My wife even zeroed in on a location near Yellowstone. Her idea got ganked by a close friend who beat us to the punch. Turns out, it was a great idea, we had a blast which I am sure will be covered in an upcoming episode of Travel Log.
It was an outdoor wedding right at the base of the Red Rocks. All this time later and the story that stood out to us most is me
waiting lurking right outside the service tents to ambush waiters for their fancy hors d’oeuvres. Rich people weddings are the best.
After Sedona, we went up a mountain (it seemed) to get to Flagstaff. A city of 70,000 at an elevation of about 7,000 feet above sea level.
A real purty little town if ever I did see one. Really felt like a place you could retire to. Deep snows in winter, yet surrounded by desert.
Neat Fact. Flagstaff is purposefully dark (by law) at night so as to see the stars better.
We went on a sightseeing tour with our local resident friend. Being a big fan of Spaghetti Westerns, I had to see Monument Valley. It did not disappoint.
You can practically feel the lone cowboy riding off into the distance. From my picture you can see the Three Sisters off to the right. This also means we had crossed into Utah.
There is such a sense of vastness out west. I have noticed this in Montana, the Dakotas, Colorado, and in the Southwest. Such a massive sense of space and time and emptiness. It affects you.
We drove through Tuba City.
Although founded by Mormons, it is nowadays the largest community of Navajos in America.
And get this, Arizona does not recognized daylight savings time, but the Navajo reservation does. Tribal offices and schools observe DST, while most businesses do not. I imagine this gets confusing.
We took some time to drive through the Navajo reservation and the smaller Hopi reservation that is actually inside the larger Navajo reservation.
My two observations were thus; There are a few places in this country where you can see true poverty. When you see it, it is jarring. Also Navajo fry bread is delicious and addictive.
Back on the road toward Phoenix, we took yet another desert detour. I am sure glad we did.

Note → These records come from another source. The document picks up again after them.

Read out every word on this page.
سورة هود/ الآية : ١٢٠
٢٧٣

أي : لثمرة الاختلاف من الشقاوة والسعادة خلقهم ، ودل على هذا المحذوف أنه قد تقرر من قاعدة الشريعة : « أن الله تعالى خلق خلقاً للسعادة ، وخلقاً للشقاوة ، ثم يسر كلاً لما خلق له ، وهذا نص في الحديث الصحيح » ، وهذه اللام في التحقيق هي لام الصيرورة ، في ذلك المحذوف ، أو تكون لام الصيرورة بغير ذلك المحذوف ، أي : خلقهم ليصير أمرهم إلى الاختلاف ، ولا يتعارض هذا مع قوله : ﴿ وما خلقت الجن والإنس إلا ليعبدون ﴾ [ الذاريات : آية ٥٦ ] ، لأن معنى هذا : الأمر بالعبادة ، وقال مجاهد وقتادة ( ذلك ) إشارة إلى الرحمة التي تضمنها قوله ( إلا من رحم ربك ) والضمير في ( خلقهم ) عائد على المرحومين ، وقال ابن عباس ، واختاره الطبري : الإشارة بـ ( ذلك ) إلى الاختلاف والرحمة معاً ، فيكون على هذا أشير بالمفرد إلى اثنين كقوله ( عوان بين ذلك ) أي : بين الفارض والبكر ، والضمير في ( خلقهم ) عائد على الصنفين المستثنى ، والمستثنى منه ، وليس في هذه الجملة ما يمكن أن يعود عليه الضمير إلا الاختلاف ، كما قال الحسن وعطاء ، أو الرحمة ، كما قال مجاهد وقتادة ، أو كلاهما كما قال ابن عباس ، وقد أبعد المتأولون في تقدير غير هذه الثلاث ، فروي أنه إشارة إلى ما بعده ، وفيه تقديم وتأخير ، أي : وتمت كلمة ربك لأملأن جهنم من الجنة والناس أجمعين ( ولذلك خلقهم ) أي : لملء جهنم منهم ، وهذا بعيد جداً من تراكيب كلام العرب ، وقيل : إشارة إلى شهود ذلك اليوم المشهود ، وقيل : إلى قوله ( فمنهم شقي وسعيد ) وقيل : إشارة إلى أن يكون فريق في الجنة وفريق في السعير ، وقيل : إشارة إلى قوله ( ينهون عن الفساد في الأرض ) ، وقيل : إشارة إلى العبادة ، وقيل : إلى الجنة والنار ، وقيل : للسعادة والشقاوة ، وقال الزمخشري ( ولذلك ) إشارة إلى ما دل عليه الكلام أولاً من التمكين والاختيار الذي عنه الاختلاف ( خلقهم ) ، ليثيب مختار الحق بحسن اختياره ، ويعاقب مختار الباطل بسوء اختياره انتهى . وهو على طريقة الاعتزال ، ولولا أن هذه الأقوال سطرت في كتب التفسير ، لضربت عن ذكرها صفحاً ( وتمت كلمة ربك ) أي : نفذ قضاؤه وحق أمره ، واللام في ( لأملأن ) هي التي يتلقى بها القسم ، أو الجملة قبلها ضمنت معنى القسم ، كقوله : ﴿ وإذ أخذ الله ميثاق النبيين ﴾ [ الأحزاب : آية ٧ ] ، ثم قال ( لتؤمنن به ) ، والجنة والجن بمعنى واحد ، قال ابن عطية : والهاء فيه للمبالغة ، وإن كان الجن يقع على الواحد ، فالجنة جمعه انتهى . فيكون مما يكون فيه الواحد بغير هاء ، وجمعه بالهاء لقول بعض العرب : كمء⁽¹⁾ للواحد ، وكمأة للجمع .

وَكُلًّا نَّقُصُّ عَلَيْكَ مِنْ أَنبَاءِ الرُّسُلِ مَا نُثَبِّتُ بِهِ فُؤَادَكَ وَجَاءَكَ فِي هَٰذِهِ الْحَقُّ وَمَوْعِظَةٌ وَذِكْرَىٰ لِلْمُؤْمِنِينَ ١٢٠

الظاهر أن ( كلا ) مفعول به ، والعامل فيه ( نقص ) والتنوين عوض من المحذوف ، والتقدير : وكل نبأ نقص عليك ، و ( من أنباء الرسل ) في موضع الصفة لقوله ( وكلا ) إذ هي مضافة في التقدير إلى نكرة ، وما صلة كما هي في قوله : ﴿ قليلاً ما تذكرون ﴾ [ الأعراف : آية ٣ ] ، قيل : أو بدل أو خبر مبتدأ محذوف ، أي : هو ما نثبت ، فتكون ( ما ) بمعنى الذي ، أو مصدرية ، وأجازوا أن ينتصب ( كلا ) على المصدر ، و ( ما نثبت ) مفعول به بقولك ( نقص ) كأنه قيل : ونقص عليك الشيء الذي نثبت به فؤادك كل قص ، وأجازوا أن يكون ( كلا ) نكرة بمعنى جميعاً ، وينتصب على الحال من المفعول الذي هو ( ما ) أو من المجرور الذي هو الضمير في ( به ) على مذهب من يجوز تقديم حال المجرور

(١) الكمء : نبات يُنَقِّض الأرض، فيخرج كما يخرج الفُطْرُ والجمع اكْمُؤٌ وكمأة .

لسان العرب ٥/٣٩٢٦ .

Check out the cliff dwelling called Montezuma’s Castle;
Built and used by the Sinagua people, a pre-Columbian culture, between approximately 1100 and 1425 AD. The main structure comprises five stories and twenty rooms, and was built over the course of three centuries.
It was probably built up high to avoid the annual flooding of the river below.
By the time we actually got to the Grand Canyon, I failed to appreciate it properly. Sorry, it is a big giant hole in the ground. I think I just could not grasp the sheer vastness of it all and hold that in my head sufficiently to really get it.
The family is taking another desert trip later this year to Las Vegas, the Hoover Dam, and the Grand Canyon. This time with kids. I plan on taking more time to really soak it in. Maybe even ride some donkeys down into the Canyon itself.
Hopefully Grand Canyon Adventure 2.0 will make a more concrete impression.